Sterling fell against the New Zealand Dollar following the announcement of the Bank of England’s interest rate decision today, which held at 0.75%.
However, Mark Carney, the Governor of the BoE, was downbeat in his forecast, saying that the UK could face a likely recession on a no-deal Brexit – a prospect that now looks highly likely.
Mr Carney said:
‘After a no-deal Brexit, sterling would likely fall, risk premia on UK assets rise and volatility spike higher. No-deal preparation by government and business cannot eliminate need for fundamental economic adjustments that will be needed after no-deal.’
Today also saw the publication of the UK Markit Manufacturing PMI for July, which remained in contraction territory at 48.
Duncan Brock, a Group Director at the Chartered Institute of Procurement and Supply, said:
‘A killer combination of economic uncertainty and the weakest production levels for seven years, battered the manufacturing sector into contraction for the third consecutive month in July.’
The New Zealand Dollar rose against Sterling despite last night’s fall after the US Federal Reserve cut its rate for the first time in over a decade.
This heightened fears that the Reserve Bank of New Zealand would also cut its official cash flow rate with NZ suffering from similar issues as low inflation and growth, along with heightened global risks continually weighing on the risk-averse ‘Kiwi’.
US-China talks, which came to an uncertain end this week, but which nonetheless were described as ‘constructive’, have provided little uplift for NZD traders.
Robert Carnell, an Economist with ING Asia, commented:
‘The issues that are making these trade talks hard to conclude are not likely to be any less difficult in September. We are not holding out much hope of a breakthrough then either.’

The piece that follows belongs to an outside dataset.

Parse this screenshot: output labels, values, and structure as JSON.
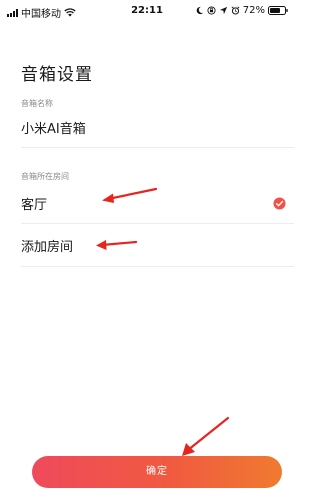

As the New Zealand economy relies heavily the China’s, continued tensions between the two superpowers leaves markets unwilling to trade in the risk-sensitive New Zealand Dollar.
Sterling traders, meanwhile, will be looking ahead to tomorrow’s publication of the UK Markit Construction PMI for July, which is expected to improve slightly.
However, as it is expected to remain in contraction territory, this is unlikely to prove Pound-positive.
The GBP/NZD exchange rate will likely remain downbeat into the weekend, as the UK and EU are currently in a deadlock over the Irish backstop, and with negotiations failing to manifest, we could see Sterling fall further on Brexit uncertainty.